A close inspection of the account of the foundation of the order of nuns brings to light several inconsistencies. As already noticed by other scholars, the eight special rules that according to this account were laid down as a pre-condition for the founding of the order of nuns presuppose an already existing bhiksuni-sangha, so that, in the form in which they have come down to us, these eight rules could only have been formulated at a time when nuns were already in existence. Some canonical passages do in fact refer to the ehi bhikkuni type of ordination for nuns, indicating that in the earliest stages of the history of the Buddhist order nuns were ordained with this simple formula, instead of the procedure referred to in the eight special rules.
Another problem is a chronological one, a problem that to my knowledge so far has not been noticed by other scholars. According to what can be gleaned from the relevant sources, the foundation of the order of nuns would have taken place in the 5th or 6th year of the Buddha's ministry. A closer examination of the canonical sources brings to light that at this early point of time Ananda still had to become the Buddha's attendant, in fact he still had to ordain. This makes it impossible for him to act as an intermediary in the way his role is depicted in the different Vinayas.
In addition to these internal inconsistencies, the account of the foundation of the order of nuns also does not concord with what can be gleaned from other canonical discourses regarding the Buddha's attitude towards the order of nuns and the role the bhiksuni-sangha played in early Buddhism. Particularly noteworthy is a passage found in the Chinese, Pali, Sanskrit and Tibetan versions of the Mahaparinirvana-sutra, which makes it clear that right after his awakening the Buddha must already have decided to found the order of nuns, since according to this passage he told Mara that he would not pass away until his nun disciples were well established and trained. This passage directly contradicts the hesitancy to establish the order of nuns that the above Vinaya accounts attribute to the Buddha.
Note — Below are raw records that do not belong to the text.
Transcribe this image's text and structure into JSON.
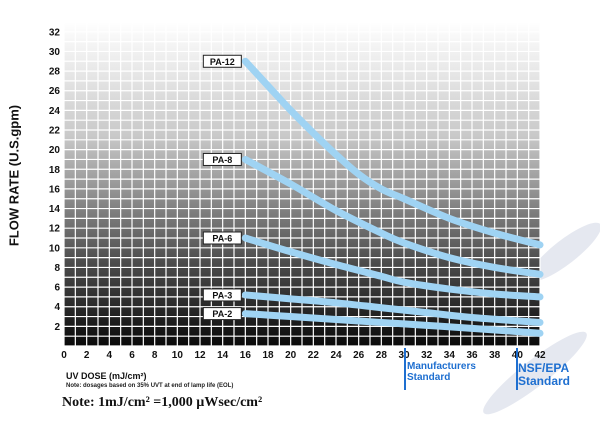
{
  "chart_data": {
    "type": "line",
    "ylabel": "FLOW RATE (U.S.gpm)",
    "xlabel": "UV DOSE (mJ/cm²)",
    "x_note": "Note: dosages based on 35% UVT at end of lamp life (EOL)",
    "bottom_note": "Note: 1mJ/cm² =1,000 µWsec/cm²",
    "xlim": [
      0,
      42
    ],
    "ylim": [
      0,
      33
    ],
    "x_ticks": [
      0,
      2,
      4,
      6,
      8,
      10,
      12,
      14,
      16,
      18,
      20,
      22,
      24,
      26,
      28,
      30,
      32,
      34,
      36,
      38,
      40,
      42
    ],
    "y_ticks": [
      2,
      4,
      6,
      8,
      10,
      12,
      14,
      16,
      18,
      20,
      22,
      24,
      26,
      28,
      30,
      32
    ],
    "grid": true,
    "series": [
      {
        "name": "PA-12",
        "x": [
          16,
          18,
          20,
          22,
          24,
          26,
          28,
          30,
          34,
          38,
          42
        ],
        "y": [
          29,
          26.5,
          24,
          21.7,
          19.5,
          17.5,
          16,
          15,
          13,
          11.5,
          10.3
        ]
      },
      {
        "name": "PA-8",
        "x": [
          16,
          20,
          24,
          28,
          30,
          34,
          38,
          42
        ],
        "y": [
          19,
          16.5,
          13.8,
          11.5,
          10.5,
          9,
          8,
          7.3
        ]
      },
      {
        "name": "PA-6",
        "x": [
          16,
          20,
          24,
          28,
          30,
          34,
          38,
          42
        ],
        "y": [
          11,
          9.6,
          8.3,
          7.1,
          6.5,
          5.8,
          5.3,
          5
        ]
      },
      {
        "name": "PA-3",
        "x": [
          16,
          20,
          24,
          28,
          32,
          36,
          42
        ],
        "y": [
          5.2,
          4.8,
          4.4,
          3.9,
          3.4,
          2.9,
          2.4
        ]
      },
      {
        "name": "PA-2",
        "x": [
          16,
          20,
          24,
          28,
          32,
          36,
          42
        ],
        "y": [
          3.3,
          3,
          2.7,
          2.4,
          2.1,
          1.8,
          1.3
        ]
      }
    ],
    "line_color": "#9fd3f3",
    "standards": [
      {
        "x": 30,
        "label_line1": "Manufacturers",
        "label_line2": "Standard"
      },
      {
        "x": 40,
        "label_line1": "NSF/EPA",
        "label_line2": "Standard"
      }
    ],
    "standard_color": "#1e6fd0"
  }
}
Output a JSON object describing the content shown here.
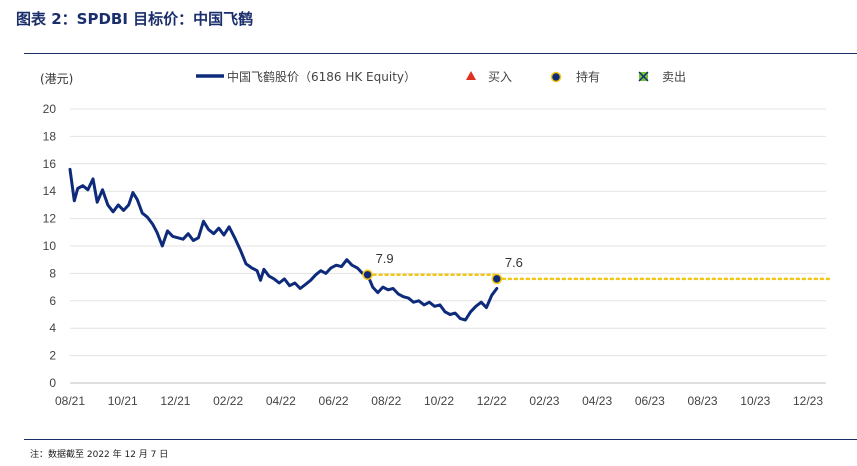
{
  "header": {
    "title": "图表 2：SPDBI 目标价：中国飞鹤"
  },
  "footer": {
    "note": "注：数据截至 2022 年 12 月 7 日"
  },
  "colors": {
    "price_line": "#0d2b7a",
    "target_line": "#f2c618",
    "title": "#1a2e6b",
    "buy": "#e03020",
    "sell_fill": "#78c23a"
  },
  "chart_data": {
    "type": "line",
    "unit_label": "(港元)",
    "ylim": [
      0,
      20
    ],
    "yticks": [
      0,
      2,
      4,
      6,
      8,
      10,
      12,
      14,
      16,
      18,
      20
    ],
    "x_tick_labels": [
      "08/21",
      "10/21",
      "12/21",
      "02/22",
      "04/22",
      "06/22",
      "08/22",
      "10/22",
      "12/22",
      "02/23",
      "04/23",
      "06/23",
      "08/23",
      "10/23",
      "12/23"
    ],
    "grid": "horizontal",
    "legend": {
      "placement": "top",
      "items": [
        {
          "label": "中国飞鹤股价（6186 HK Equity）",
          "marker": "line"
        },
        {
          "label": "买入",
          "marker": "triangle"
        },
        {
          "label": "持有",
          "marker": "circle"
        },
        {
          "label": "卖出",
          "marker": "square-x"
        }
      ]
    },
    "price_series": {
      "name": "中国飞鹤股价（6186 HK Equity）",
      "points": [
        [
          "2021-08-01",
          15.6
        ],
        [
          "2021-08-06",
          13.3
        ],
        [
          "2021-08-10",
          14.2
        ],
        [
          "2021-08-16",
          14.4
        ],
        [
          "2021-08-22",
          14.1
        ],
        [
          "2021-08-28",
          14.9
        ],
        [
          "2021-09-02",
          13.2
        ],
        [
          "2021-09-08",
          14.1
        ],
        [
          "2021-09-14",
          13.0
        ],
        [
          "2021-09-20",
          12.5
        ],
        [
          "2021-09-26",
          13.0
        ],
        [
          "2021-10-02",
          12.6
        ],
        [
          "2021-10-08",
          13.0
        ],
        [
          "2021-10-13",
          13.9
        ],
        [
          "2021-10-18",
          13.4
        ],
        [
          "2021-10-24",
          12.4
        ],
        [
          "2021-10-30",
          12.1
        ],
        [
          "2021-11-05",
          11.6
        ],
        [
          "2021-11-10",
          11.0
        ],
        [
          "2021-11-16",
          10.0
        ],
        [
          "2021-11-22",
          11.1
        ],
        [
          "2021-11-28",
          10.7
        ],
        [
          "2021-12-04",
          10.6
        ],
        [
          "2021-12-10",
          10.5
        ],
        [
          "2021-12-16",
          10.9
        ],
        [
          "2021-12-22",
          10.4
        ],
        [
          "2021-12-28",
          10.6
        ],
        [
          "2022-01-03",
          11.8
        ],
        [
          "2022-01-09",
          11.2
        ],
        [
          "2022-01-15",
          10.9
        ],
        [
          "2022-01-21",
          11.3
        ],
        [
          "2022-01-27",
          10.8
        ],
        [
          "2022-02-02",
          11.4
        ],
        [
          "2022-02-08",
          10.6
        ],
        [
          "2022-02-14",
          9.7
        ],
        [
          "2022-02-20",
          8.7
        ],
        [
          "2022-02-26",
          8.4
        ],
        [
          "2022-03-04",
          8.2
        ],
        [
          "2022-03-08",
          7.5
        ],
        [
          "2022-03-12",
          8.3
        ],
        [
          "2022-03-18",
          7.8
        ],
        [
          "2022-03-24",
          7.6
        ],
        [
          "2022-03-30",
          7.3
        ],
        [
          "2022-04-05",
          7.6
        ],
        [
          "2022-04-11",
          7.1
        ],
        [
          "2022-04-17",
          7.3
        ],
        [
          "2022-04-23",
          6.9
        ],
        [
          "2022-04-29",
          7.2
        ],
        [
          "2022-05-05",
          7.5
        ],
        [
          "2022-05-11",
          7.9
        ],
        [
          "2022-05-17",
          8.2
        ],
        [
          "2022-05-23",
          8.0
        ],
        [
          "2022-05-29",
          8.4
        ],
        [
          "2022-06-04",
          8.6
        ],
        [
          "2022-06-10",
          8.5
        ],
        [
          "2022-06-16",
          9.0
        ],
        [
          "2022-06-22",
          8.6
        ],
        [
          "2022-06-28",
          8.4
        ],
        [
          "2022-07-04",
          8.0
        ],
        [
          "2022-07-10",
          7.9
        ],
        [
          "2022-07-16",
          7.0
        ],
        [
          "2022-07-22",
          6.6
        ],
        [
          "2022-07-28",
          7.0
        ],
        [
          "2022-08-03",
          6.8
        ],
        [
          "2022-08-09",
          6.9
        ],
        [
          "2022-08-15",
          6.5
        ],
        [
          "2022-08-21",
          6.3
        ],
        [
          "2022-08-27",
          6.2
        ],
        [
          "2022-09-02",
          5.9
        ],
        [
          "2022-09-08",
          6.0
        ],
        [
          "2022-09-14",
          5.7
        ],
        [
          "2022-09-20",
          5.9
        ],
        [
          "2022-09-26",
          5.6
        ],
        [
          "2022-10-02",
          5.7
        ],
        [
          "2022-10-08",
          5.2
        ],
        [
          "2022-10-14",
          5.0
        ],
        [
          "2022-10-20",
          5.1
        ],
        [
          "2022-10-26",
          4.7
        ],
        [
          "2022-11-01",
          4.6
        ],
        [
          "2022-11-07",
          5.2
        ],
        [
          "2022-11-13",
          5.6
        ],
        [
          "2022-11-19",
          5.9
        ],
        [
          "2022-11-25",
          5.5
        ],
        [
          "2022-12-01",
          6.4
        ],
        [
          "2022-12-07",
          6.9
        ]
      ]
    },
    "ratings": [
      {
        "date": "2022-07-10",
        "value": 7.9,
        "rating": "持有",
        "label": "7.9",
        "target_until": "2022-12-07"
      },
      {
        "date": "2022-12-07",
        "value": 7.6,
        "rating": "持有",
        "label": "7.6",
        "target_until": "2023-12-31"
      }
    ]
  }
}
The Mahaparinirvana-sutra not the only such instance, in fact quite a number of discourses make it clear that the order of nuns, as one of the four assemblies, was an integral part of early Buddhism. The Mahavacchagotta-sutta of the Pali Canon and its Madhyama-agama parallel, for example, make a point of highlighting that the existence of accomplished practitioners in each of these four assemblies is what makes the Buddha's teaching "complete" in every respect. These and other instances make it clear that, without an order of nuns, the transmission of the Dharma is incomplete and an essential aspect of its inner life is missing. In view of such passages, preserved by different early Buddhist schools, it becomes evident that the account of the foundation of the order of nuns does not only suffer from internal inconsistencies, but also stands in direct contradiction to other canonical passages.
Besides, the prediction given in this account, unlike several other predictions attributed to the Buddha in various sutras, did not come true. From archaeological evidence we know that even in the 3rd and 4th century nuns were active participants in Indian Buddhism, so that they, and with them the Dharma, were still flourishing far beyond the five-hundred years' period envisaged in the Vinayas.
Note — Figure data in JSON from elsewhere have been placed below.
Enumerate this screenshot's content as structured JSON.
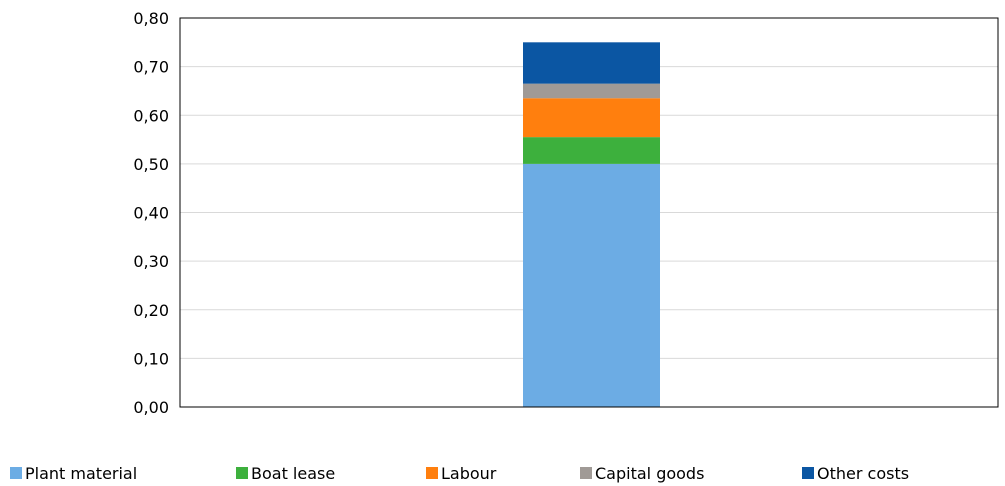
{
  "chart_data": {
    "type": "bar",
    "stacked": true,
    "categories": [
      ""
    ],
    "ylim": [
      0,
      0.8
    ],
    "yticks": [
      "0,00",
      "0,10",
      "0,20",
      "0,30",
      "0,40",
      "0,50",
      "0,60",
      "0,70",
      "0,80"
    ],
    "grid": true,
    "legend_position": "bottom",
    "series": [
      {
        "name": "Plant material",
        "values": [
          0.5
        ],
        "color": "#6CACE4"
      },
      {
        "name": "Boat lease",
        "values": [
          0.055
        ],
        "color": "#3DB03D"
      },
      {
        "name": "Labour",
        "values": [
          0.08
        ],
        "color": "#FF7F0E"
      },
      {
        "name": "Capital goods",
        "values": [
          0.03
        ],
        "color": "#A09A96"
      },
      {
        "name": "Other costs",
        "values": [
          0.085
        ],
        "color": "#0B56A3"
      }
    ]
  }
}
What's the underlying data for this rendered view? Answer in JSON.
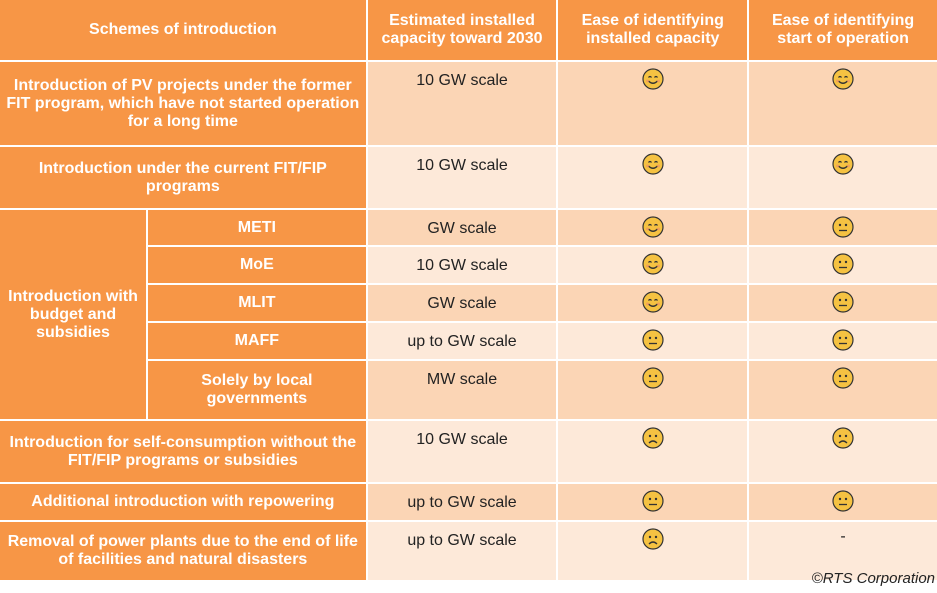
{
  "headers": [
    "Schemes of introduction",
    "Estimated installed capacity toward 2030",
    "Ease of identifying installed capacity",
    "Ease of identifying start of operation"
  ],
  "group_label": "Introduction with budget and subsidies",
  "rows": [
    {
      "scheme": "Introduction of PV projects under the former FIT program, which have not started operation for a long time",
      "capacity": "10 GW scale",
      "installed": "smile",
      "start": "smile"
    },
    {
      "scheme": "Introduction under the current FIT/FIP programs",
      "capacity": "10 GW scale",
      "installed": "smile",
      "start": "smile"
    },
    {
      "scheme": "METI",
      "capacity": "GW scale",
      "installed": "smile",
      "start": "neutral"
    },
    {
      "scheme": "MoE",
      "capacity": "10 GW scale",
      "installed": "smile",
      "start": "neutral"
    },
    {
      "scheme": "MLIT",
      "capacity": "GW scale",
      "installed": "smile",
      "start": "neutral"
    },
    {
      "scheme": "MAFF",
      "capacity": "up to GW scale",
      "installed": "neutral",
      "start": "neutral"
    },
    {
      "scheme": "Solely by local governments",
      "capacity": "MW scale",
      "installed": "neutral",
      "start": "neutral"
    },
    {
      "scheme": "Introduction for self-consumption without the FIT/FIP programs or subsidies",
      "capacity": "10 GW scale",
      "installed": "frown",
      "start": "frown"
    },
    {
      "scheme": "Additional introduction with repowering",
      "capacity": "up to GW scale",
      "installed": "neutral",
      "start": "neutral"
    },
    {
      "scheme": "Removal of power plants due to the end of life of facilities and natural disasters",
      "capacity": "up to GW scale",
      "installed": "frown",
      "start": "-"
    }
  ],
  "copyright": "©RTS Corporation",
  "colors": {
    "header": "#f79646",
    "row_dark": "#fbd5b5",
    "row_light": "#fde9d9",
    "face": "#f5c242"
  }
}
In sum, in view of a predication that did not come true and a hesitance that is directly contradicted by other canonical sources, it seems more probable that the Buddha was positive about the foundation of the order of nuns and that the Vinaya account of the foundation of the order of nuns, due to some transmission problem, does not accurately reflect the situation.
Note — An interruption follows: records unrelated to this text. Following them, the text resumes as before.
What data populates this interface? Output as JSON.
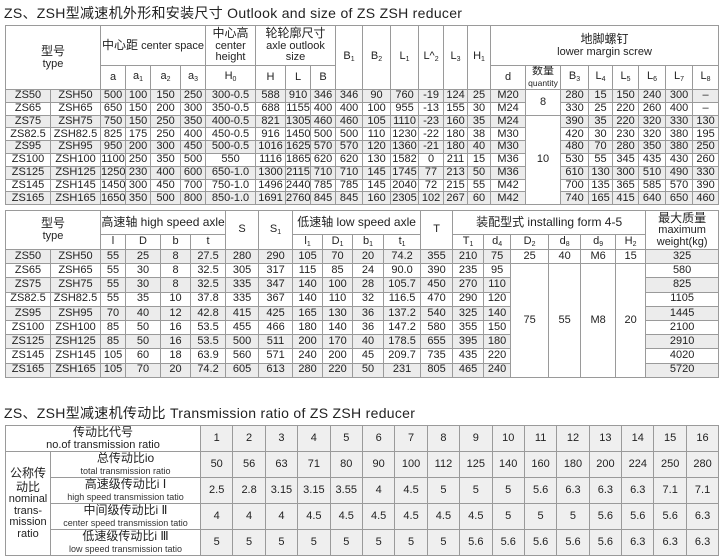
{
  "outlook_title": "ZS、ZSH型减速机外形和安装尺寸   Outlook and size of ZS ZSH reducer",
  "ratio_title": "ZS、ZSH型减速机传动比   Transmission ratio of ZS ZSH reducer",
  "table1": {
    "type_cn": "型号",
    "type_en": "type",
    "center_space_cn": "中心距",
    "center_space_en": "center space",
    "center_height_cn": "中心高",
    "center_height_en": "center height",
    "axle_outlook_cn": "轮轮廓尺寸",
    "axle_outlook_en": "axle outlook size",
    "screw_cn": "地脚螺钉",
    "screw_en": "lower margin screw",
    "quantity_cn": "数量",
    "quantity_en": "quantity",
    "columns": [
      {
        "t": "a",
        "s": ""
      },
      {
        "t": "a",
        "s": "1"
      },
      {
        "t": "a",
        "s": "2"
      },
      {
        "t": "a",
        "s": "3"
      },
      {
        "t": "H",
        "s": "0"
      },
      {
        "t": "H",
        "s": ""
      },
      {
        "t": "L",
        "s": ""
      },
      {
        "t": "B",
        "s": ""
      },
      {
        "t": "B",
        "s": "1"
      },
      {
        "t": "B",
        "s": "2"
      },
      {
        "t": "L",
        "s": "1"
      },
      {
        "t": "L^",
        "s": "2"
      },
      {
        "t": "L",
        "s": "3"
      },
      {
        "t": "H",
        "s": "1"
      },
      {
        "t": "d",
        "s": ""
      },
      {
        "t": "B",
        "s": "3"
      },
      {
        "t": "L",
        "s": "4"
      },
      {
        "t": "L",
        "s": "5"
      },
      {
        "t": "L",
        "s": "6"
      },
      {
        "t": "L",
        "s": "7"
      },
      {
        "t": "L",
        "s": "8"
      }
    ],
    "quantity_groups": [
      {
        "value": "8",
        "rows": 2
      },
      {
        "value": "10",
        "rows": 7
      }
    ],
    "rows": [
      [
        "ZS50",
        "ZSH50",
        "500",
        "100",
        "150",
        "250",
        "300-0.5",
        "588",
        "910",
        "346",
        "346",
        "90",
        "760",
        "-19",
        "124",
        "25",
        "M20",
        "280",
        "15",
        "150",
        "240",
        "300",
        "–"
      ],
      [
        "ZS65",
        "ZSH65",
        "650",
        "150",
        "200",
        "300",
        "350-0.5",
        "688",
        "1155",
        "400",
        "400",
        "100",
        "955",
        "-13",
        "155",
        "30",
        "M24",
        "330",
        "25",
        "220",
        "260",
        "400",
        "–"
      ],
      [
        "ZS75",
        "ZSH75",
        "750",
        "150",
        "250",
        "350",
        "400-0.5",
        "821",
        "1305",
        "460",
        "460",
        "105",
        "1110",
        "-23",
        "160",
        "35",
        "M24",
        "390",
        "35",
        "220",
        "320",
        "330",
        "130"
      ],
      [
        "ZS82.5",
        "ZSH82.5",
        "825",
        "175",
        "250",
        "400",
        "450-0.5",
        "916",
        "1450",
        "500",
        "500",
        "110",
        "1230",
        "-22",
        "180",
        "38",
        "M30",
        "420",
        "30",
        "230",
        "320",
        "380",
        "195"
      ],
      [
        "ZS95",
        "ZSH95",
        "950",
        "200",
        "300",
        "450",
        "500-0.5",
        "1016",
        "1625",
        "570",
        "570",
        "120",
        "1360",
        "-21",
        "180",
        "40",
        "M30",
        "480",
        "70",
        "280",
        "350",
        "380",
        "250"
      ],
      [
        "ZS100",
        "ZSH100",
        "1100",
        "250",
        "350",
        "500",
        "550",
        "1116",
        "1865",
        "620",
        "620",
        "130",
        "1582",
        "0",
        "211",
        "15",
        "M36",
        "530",
        "55",
        "345",
        "435",
        "430",
        "260"
      ],
      [
        "ZS125",
        "ZSH125",
        "1250",
        "230",
        "400",
        "600",
        "650-1.0",
        "1300",
        "2115",
        "710",
        "710",
        "145",
        "1745",
        "77",
        "213",
        "50",
        "M36",
        "610",
        "130",
        "300",
        "510",
        "490",
        "330"
      ],
      [
        "ZS145",
        "ZSH145",
        "1450",
        "300",
        "450",
        "700",
        "750-1.0",
        "1496",
        "2440",
        "785",
        "785",
        "145",
        "2040",
        "72",
        "215",
        "55",
        "M42",
        "700",
        "135",
        "365",
        "585",
        "570",
        "390"
      ],
      [
        "ZS165",
        "ZSH165",
        "1650",
        "350",
        "500",
        "800",
        "850-1.0",
        "1691",
        "2760",
        "845",
        "845",
        "160",
        "2305",
        "102",
        "267",
        "60",
        "M42",
        "740",
        "165",
        "415",
        "640",
        "650",
        "460"
      ]
    ]
  },
  "table2": {
    "type_cn": "型号",
    "type_en": "type",
    "high_speed": "高速轴 high speed axle",
    "low_speed": "低速轴 low speed axle",
    "installing": "装配型式 installing form 4-5",
    "weight_cn": "最大质量",
    "weight_en": "maximum weight(kg)",
    "high_cols": [
      {
        "t": "l",
        "s": ""
      },
      {
        "t": "D",
        "s": ""
      },
      {
        "t": "b",
        "s": ""
      },
      {
        "t": "t",
        "s": ""
      }
    ],
    "S": {
      "t": "S",
      "s": ""
    },
    "S1": {
      "t": "S",
      "s": "1"
    },
    "low_cols": [
      {
        "t": "l",
        "s": "1"
      },
      {
        "t": "D",
        "s": "1"
      },
      {
        "t": "b",
        "s": "1"
      },
      {
        "t": "t",
        "s": "1"
      }
    ],
    "T": {
      "t": "T",
      "s": ""
    },
    "install_cols": [
      {
        "t": "T",
        "s": "1"
      },
      {
        "t": "d",
        "s": "4"
      },
      {
        "t": "D",
        "s": "2"
      },
      {
        "t": "d",
        "s": "8"
      },
      {
        "t": "d",
        "s": "9"
      },
      {
        "t": "H",
        "s": "2"
      }
    ],
    "install_groups": [
      {
        "values": [
          "25",
          "40",
          "M6",
          "15"
        ],
        "rows": 1
      },
      {
        "values": [
          "75",
          "55",
          "M8",
          "20"
        ],
        "rows": 8
      }
    ],
    "rows": [
      [
        "ZS50",
        "ZSH50",
        "55",
        "25",
        "8",
        "27.5",
        "280",
        "290",
        "105",
        "70",
        "20",
        "74.2",
        "355",
        "210",
        "75",
        "325"
      ],
      [
        "ZS65",
        "ZSH65",
        "55",
        "30",
        "8",
        "32.5",
        "305",
        "317",
        "115",
        "85",
        "24",
        "90.0",
        "390",
        "235",
        "95",
        "580"
      ],
      [
        "ZS75",
        "ZSH75",
        "55",
        "30",
        "8",
        "32.5",
        "335",
        "347",
        "140",
        "100",
        "28",
        "105.7",
        "450",
        "270",
        "110",
        "825"
      ],
      [
        "ZS82.5",
        "ZSH82.5",
        "55",
        "35",
        "10",
        "37.8",
        "335",
        "367",
        "140",
        "110",
        "32",
        "116.5",
        "470",
        "290",
        "120",
        "1105"
      ],
      [
        "ZS95",
        "ZSH95",
        "70",
        "40",
        "12",
        "42.8",
        "415",
        "425",
        "165",
        "130",
        "36",
        "137.2",
        "540",
        "325",
        "140",
        "1445"
      ],
      [
        "ZS100",
        "ZSH100",
        "85",
        "50",
        "16",
        "53.5",
        "455",
        "466",
        "180",
        "140",
        "36",
        "147.2",
        "580",
        "355",
        "150",
        "2100"
      ],
      [
        "ZS125",
        "ZSH125",
        "85",
        "50",
        "16",
        "53.5",
        "500",
        "511",
        "200",
        "170",
        "40",
        "178.5",
        "655",
        "395",
        "180",
        "2910"
      ],
      [
        "ZS145",
        "ZSH145",
        "105",
        "60",
        "18",
        "63.9",
        "560",
        "571",
        "240",
        "200",
        "45",
        "209.7",
        "735",
        "435",
        "220",
        "4020"
      ],
      [
        "ZS165",
        "ZSH165",
        "105",
        "70",
        "20",
        "74.2",
        "605",
        "613",
        "280",
        "220",
        "50",
        "231",
        "805",
        "465",
        "240",
        "5720"
      ]
    ]
  },
  "table3": {
    "no_cn": "传动比代号",
    "no_en": "no.of transmission ratio",
    "nominal_cn": "公称传动比",
    "nominal_en": "nominal trans-mission ratio",
    "numbers": [
      "1",
      "2",
      "3",
      "4",
      "5",
      "6",
      "7",
      "8",
      "9",
      "10",
      "11",
      "12",
      "13",
      "14",
      "15",
      "16"
    ],
    "rows": [
      {
        "cn": "总传动比io",
        "en": "total transmission ratio",
        "values": [
          "50",
          "56",
          "63",
          "71",
          "80",
          "90",
          "100",
          "112",
          "125",
          "140",
          "160",
          "180",
          "200",
          "224",
          "250",
          "280"
        ]
      },
      {
        "cn": "高速级传动比i Ⅰ",
        "en": "high speed transmission tatio",
        "values": [
          "2.5",
          "2.8",
          "3.15",
          "3.15",
          "3.55",
          "4",
          "4.5",
          "5",
          "5",
          "5",
          "5.6",
          "6.3",
          "6.3",
          "6.3",
          "7.1",
          "7.1"
        ]
      },
      {
        "cn": "中间级传动比i Ⅱ",
        "en": "center speed transmission tatio",
        "values": [
          "4",
          "4",
          "4",
          "4.5",
          "4.5",
          "4.5",
          "4.5",
          "4.5",
          "4.5",
          "5",
          "5",
          "5",
          "5.6",
          "5.6",
          "5.6",
          "6.3"
        ]
      },
      {
        "cn": "低速级传动比i Ⅲ",
        "en": "low speed transmission tatio",
        "values": [
          "5",
          "5",
          "5",
          "5",
          "5",
          "5",
          "5",
          "5",
          "5.6",
          "5.6",
          "5.6",
          "5.6",
          "5.6",
          "6.3",
          "6.3",
          "6.3"
        ]
      }
    ]
  }
}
In contrast to the negative impression created by the account of the foundation of the order of nuns in the different Vinayas, the testimony of other canonical sources indicates that for the continuation and growth of the Dharma each of the four assemblies is an essential requirement. From this it would follow that every effort should be made to ensure that by establishing of an order of nuns in each of the different Buddhist traditions the ideal conditions for the growth and spread of the Dharma in the modern world are being provided.